Tooth wear: an increasingly present problem


The loss of tooth surface can be only physiological as a natural consequence of aging.
However, this loss of tooth structure can be pathological through phenomena such as erosion, abrasion and friction.
Tooth wear is a pathology that has a multifactorial origin.
Changes in behaviour, unbalanced diet (acidic drinks), various medical or drug conditions that induce gastric reflux or influence the composition of saliva or its flow rate, trigger tooth erosion.
Day or night bruxism induces attrition and abrasion.
Classification of tooth surface loss
There are 3 reasons for tooth structure loss (no cariogenic relation), however abfraction can also be considered a cause of non-cariogenic tooth surface loss.
Erosion – is a chemical process that occurs in the loss of the tooth surface without the presence of bacterial plaque. The factors associated with this erosion can be intrinsic (gatro-esophageal reflux and eating disorders) or extrinsic (natural fruit juices, carbonated drinks, alcoholic beverages and some foods).
Abrasion – these are external factors such as toothbrushes with hard bristles or dietary factors.
Attrition – attrition is a process in which dental tissue is lost as a result of contact with the tooth surfaces of antagonist teeth during their function or parafunction. This contact occurs mainly in the proximal areas, on the support cusps and on the guide surfaces during the chewing process.
Abfraction (stress injuries) – is a consequence of eccentric forces and movements in the natural dentition. Abfraction promotes fatigue, flexion and deformation of the teeth through the biomechanical loads of the tooth structure, mainly at the level of the cervical regions. The magnitude of the injury depends on the size, duration, direction, frequency, and location of the forces. Abfraction injuries are caused by flexion and fatigue of susceptible teeth in areas that are normally far from the point of load.
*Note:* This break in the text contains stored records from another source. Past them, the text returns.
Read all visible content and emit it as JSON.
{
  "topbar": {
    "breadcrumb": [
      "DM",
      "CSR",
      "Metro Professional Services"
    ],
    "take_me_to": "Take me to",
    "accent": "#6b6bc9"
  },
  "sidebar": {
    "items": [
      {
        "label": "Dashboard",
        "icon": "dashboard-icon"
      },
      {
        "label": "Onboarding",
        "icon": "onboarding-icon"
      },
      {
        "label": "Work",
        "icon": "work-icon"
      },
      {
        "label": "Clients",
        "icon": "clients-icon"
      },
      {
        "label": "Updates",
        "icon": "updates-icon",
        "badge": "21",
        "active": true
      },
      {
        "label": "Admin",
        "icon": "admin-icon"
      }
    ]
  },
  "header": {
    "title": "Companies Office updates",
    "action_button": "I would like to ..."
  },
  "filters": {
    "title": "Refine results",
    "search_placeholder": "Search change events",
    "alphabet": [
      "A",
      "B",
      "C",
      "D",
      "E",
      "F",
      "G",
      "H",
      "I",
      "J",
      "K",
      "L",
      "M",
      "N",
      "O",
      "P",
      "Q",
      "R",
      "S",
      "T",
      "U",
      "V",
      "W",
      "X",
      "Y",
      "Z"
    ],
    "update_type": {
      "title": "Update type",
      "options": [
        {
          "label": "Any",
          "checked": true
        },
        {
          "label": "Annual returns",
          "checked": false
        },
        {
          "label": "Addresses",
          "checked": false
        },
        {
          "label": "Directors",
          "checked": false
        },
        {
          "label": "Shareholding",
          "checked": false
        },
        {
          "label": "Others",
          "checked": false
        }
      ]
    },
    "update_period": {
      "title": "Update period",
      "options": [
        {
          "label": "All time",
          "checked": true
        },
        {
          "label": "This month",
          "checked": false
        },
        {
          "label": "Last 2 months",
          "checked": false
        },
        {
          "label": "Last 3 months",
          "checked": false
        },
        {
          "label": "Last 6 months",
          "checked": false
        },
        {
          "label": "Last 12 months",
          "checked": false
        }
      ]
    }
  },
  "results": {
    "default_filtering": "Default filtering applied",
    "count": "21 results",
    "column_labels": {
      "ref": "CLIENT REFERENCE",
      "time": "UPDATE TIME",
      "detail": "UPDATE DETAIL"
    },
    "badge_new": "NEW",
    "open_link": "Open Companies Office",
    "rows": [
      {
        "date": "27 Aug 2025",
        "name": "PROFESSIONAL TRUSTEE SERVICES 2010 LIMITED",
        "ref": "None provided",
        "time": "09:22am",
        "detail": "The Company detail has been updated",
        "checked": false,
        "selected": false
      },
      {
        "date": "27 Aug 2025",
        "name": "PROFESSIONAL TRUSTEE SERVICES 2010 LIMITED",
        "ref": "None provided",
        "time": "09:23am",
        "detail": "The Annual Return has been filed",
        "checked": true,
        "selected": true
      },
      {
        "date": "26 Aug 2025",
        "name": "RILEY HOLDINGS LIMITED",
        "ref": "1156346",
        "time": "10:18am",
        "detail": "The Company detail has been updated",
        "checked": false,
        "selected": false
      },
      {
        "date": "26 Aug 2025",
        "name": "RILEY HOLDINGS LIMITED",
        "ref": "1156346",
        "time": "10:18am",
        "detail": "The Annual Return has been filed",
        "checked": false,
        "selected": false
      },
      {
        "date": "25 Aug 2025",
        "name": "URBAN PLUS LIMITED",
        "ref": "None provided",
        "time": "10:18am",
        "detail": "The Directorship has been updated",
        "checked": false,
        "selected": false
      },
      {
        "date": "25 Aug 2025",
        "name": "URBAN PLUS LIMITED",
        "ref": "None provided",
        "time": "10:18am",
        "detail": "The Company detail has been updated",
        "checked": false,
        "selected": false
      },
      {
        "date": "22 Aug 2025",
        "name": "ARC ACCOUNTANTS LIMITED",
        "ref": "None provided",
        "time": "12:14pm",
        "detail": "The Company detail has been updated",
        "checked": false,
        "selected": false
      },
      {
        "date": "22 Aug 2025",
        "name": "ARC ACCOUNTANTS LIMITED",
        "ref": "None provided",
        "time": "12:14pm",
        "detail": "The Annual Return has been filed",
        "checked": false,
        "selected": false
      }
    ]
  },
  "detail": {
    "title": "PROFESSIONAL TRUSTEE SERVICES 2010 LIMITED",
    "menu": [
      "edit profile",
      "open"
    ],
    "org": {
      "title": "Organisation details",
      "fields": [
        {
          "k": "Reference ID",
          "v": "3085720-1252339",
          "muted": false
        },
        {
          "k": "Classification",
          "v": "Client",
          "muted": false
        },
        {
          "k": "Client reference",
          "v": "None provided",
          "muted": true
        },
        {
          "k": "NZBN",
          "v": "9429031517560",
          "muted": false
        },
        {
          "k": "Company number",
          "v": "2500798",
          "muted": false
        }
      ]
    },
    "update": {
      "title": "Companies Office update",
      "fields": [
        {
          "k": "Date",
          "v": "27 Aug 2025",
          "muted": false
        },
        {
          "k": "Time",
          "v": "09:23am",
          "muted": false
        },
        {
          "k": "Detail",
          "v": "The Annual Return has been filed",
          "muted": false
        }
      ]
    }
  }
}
The dental consequences of abrasion and erosion are manifold:
- Loss of enamel with progressive exposure of tooth surfaces;
- Loss of occlusal, vestibular and lingual anatomy;
- Decreased tooth size with aesthetic and functional impairment;
- Discoloration of exposed dentin surfaces;
- Tooth sensitivity and pulp complications;
- Increased risk of caries;
- Loss of marginal adaptation of the restorations as well as fracture of the same.